Филарету припомнились слова одного Божьего странника, забредшего в монастырь: «Люди правду по капле принимают, а выдумку — по ложке».

Разговор с Устимом взволновал Филарета. Вспоминалась прожитая жизнь. Он не мог заснуть. Молитвы на ум не шли. Мятежники, расположившиеся на боярском подворье, тоже не спали. До Филарета долетали обрывки разговоров:

   — Ну, брат, как оно здесь, на боярском приволье?

   — Что — как?

   — Так ты ал и не здеся?

   — А то не видишь...

   — Значит, того... нашёлся?

   — Не ведаю, об чём ты.

   — Ну, так ты, значит, нашёлся.

   — Тебе-то что?

   — Ничего. Как есть ничего.

Филарет, невольно рассмеявшись, подумал: «Вот так и у тебя с Устимом получилось. Устим нашёлся. Да тебе-то что?»

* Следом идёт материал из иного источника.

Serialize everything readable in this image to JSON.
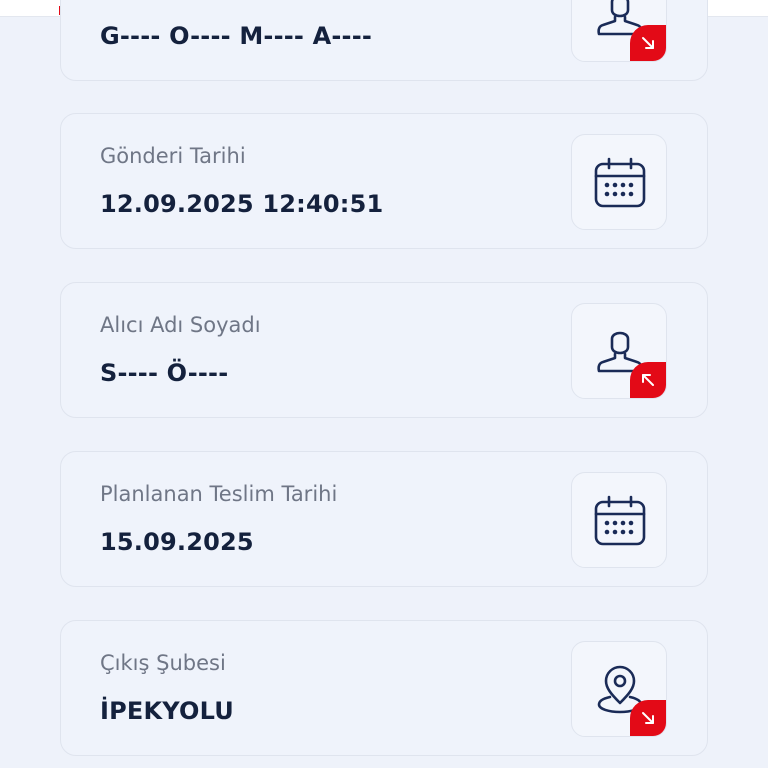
{
  "cards": [
    {
      "label": "",
      "value": "G---- O---- M---- A----",
      "icon": "person-icon",
      "badge": "arrow-down-right-icon"
    },
    {
      "label": "Gönderi Tarihi",
      "value": "12.09.2025 12:40:51",
      "icon": "calendar-icon"
    },
    {
      "label": "Alıcı Adı Soyadı",
      "value": "S---- Ö----",
      "icon": "person-icon",
      "badge": "arrow-up-left-icon"
    },
    {
      "label": "Planlanan Teslim Tarihi",
      "value": "15.09.2025",
      "icon": "calendar-icon"
    },
    {
      "label": "Çıkış Şubesi",
      "value": "İPEKYOLU",
      "icon": "location-pin-icon",
      "badge": "arrow-down-right-icon"
    }
  ],
  "colors": {
    "accent": "#e30a17",
    "icon": "#1a2b57",
    "text_primary": "#14213d",
    "text_secondary": "#6f7686",
    "background": "#eef2fa"
  }
}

Сапежинцы далеко опередили Филарета, колымага которого тащилась медленно и неуклюже. Скрипели немазаные колёса, и это было, кажется, единственным звуком за всю дорогу. Не слышно было ни скрипа колодезного журавля, ни собачьего лая. Многие сёла и посады, близкие к Тушину, были покинуты жителями, огороды оставались неубранными, и на свободных пространствах хозяйничали лишь вороны да галки. Иногда полевые дрозды, сбиваясь в стаи, склёвывали рябину на опустевших подворьях. Такое запустение Филарет помнил только в окрестностях Новгорода, где хозяйничали опричники Ивана Грозного, всё уничтожавшие и сжигавшие на своём пути.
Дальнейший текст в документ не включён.